New Publication: “Suppression of Emittance Growth Using a Shaped Cold Atom Electron and Ion Source”
D. J. Thompson, D. Murphy, R. W. Speirs, R. M. W. van Bijnen, A. J. McCulloch, R. E. Scholten, B. M. Sparkes Physical Review Letters 117, 193202 (2016) [pdf]
Imaging with electron and ion beams is slow because the charges repel each other. Beams of electrons or ions diffuse because the particles repel each other via the Coulomb force, effectively reducing the focus and resolution for higher charge density beams. To image dynamic processes, single bunches of approximately 1 million electrons must be focused onto a sample that is only a few tens of micrometres across, to perform single-shot ultrafast coherent electron diffraction.

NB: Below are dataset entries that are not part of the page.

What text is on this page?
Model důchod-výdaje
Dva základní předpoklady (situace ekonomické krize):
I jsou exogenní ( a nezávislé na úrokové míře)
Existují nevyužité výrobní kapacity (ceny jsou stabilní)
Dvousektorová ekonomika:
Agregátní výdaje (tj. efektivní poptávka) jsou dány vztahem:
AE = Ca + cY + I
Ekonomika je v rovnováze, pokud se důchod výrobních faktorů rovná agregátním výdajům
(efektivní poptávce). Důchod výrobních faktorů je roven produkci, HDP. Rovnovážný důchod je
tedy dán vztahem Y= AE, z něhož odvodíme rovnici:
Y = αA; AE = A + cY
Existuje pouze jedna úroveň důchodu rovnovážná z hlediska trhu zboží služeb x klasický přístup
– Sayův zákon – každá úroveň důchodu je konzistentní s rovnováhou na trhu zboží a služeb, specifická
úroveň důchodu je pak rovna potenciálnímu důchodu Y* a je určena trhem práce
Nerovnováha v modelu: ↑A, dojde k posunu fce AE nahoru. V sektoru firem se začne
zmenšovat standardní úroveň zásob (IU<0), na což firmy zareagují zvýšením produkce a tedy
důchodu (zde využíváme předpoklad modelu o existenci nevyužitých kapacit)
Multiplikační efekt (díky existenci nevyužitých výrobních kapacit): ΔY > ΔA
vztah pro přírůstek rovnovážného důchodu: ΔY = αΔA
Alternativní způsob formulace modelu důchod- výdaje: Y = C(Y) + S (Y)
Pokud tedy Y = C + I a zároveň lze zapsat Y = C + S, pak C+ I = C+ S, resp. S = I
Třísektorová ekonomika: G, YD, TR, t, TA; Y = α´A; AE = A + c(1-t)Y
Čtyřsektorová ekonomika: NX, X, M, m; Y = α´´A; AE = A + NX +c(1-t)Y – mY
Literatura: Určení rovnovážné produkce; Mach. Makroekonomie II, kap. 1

A source of electrons or ions based on photoionisation of cold atoms provides us with the ability to precisely shape the initial bunch by controlling the laser beam profiles used to ionise the atoms. For certain shapes, the Coulomb-driven expansion is linear, allowing us to reverse the expansion and more tightly focus the high-density beam. In this paper we present the first results demonstrating the reversal of the Coulomb explosion using three-dimensional shaping of the initial bunch, and show how certain distributions focus much better than others. These results have a significant impact for applications ranging from femtosecond chemistry to materials science and rational drug design.
(a) Measured radially averaged excitation laser profiles (solid lines) and desired profiles (dashed lines), plotted as the relative excitation probability. These correspond to the transverse density profile of the electron and ion bunches created via photo-ionisation. Insets show desired transverse bunch density profiles as shaded false-colour renderings. (b) Measured minimum focused spot sizes for the different shaped distributions as a function of the number of ions present (points) and simulated focusability (lines).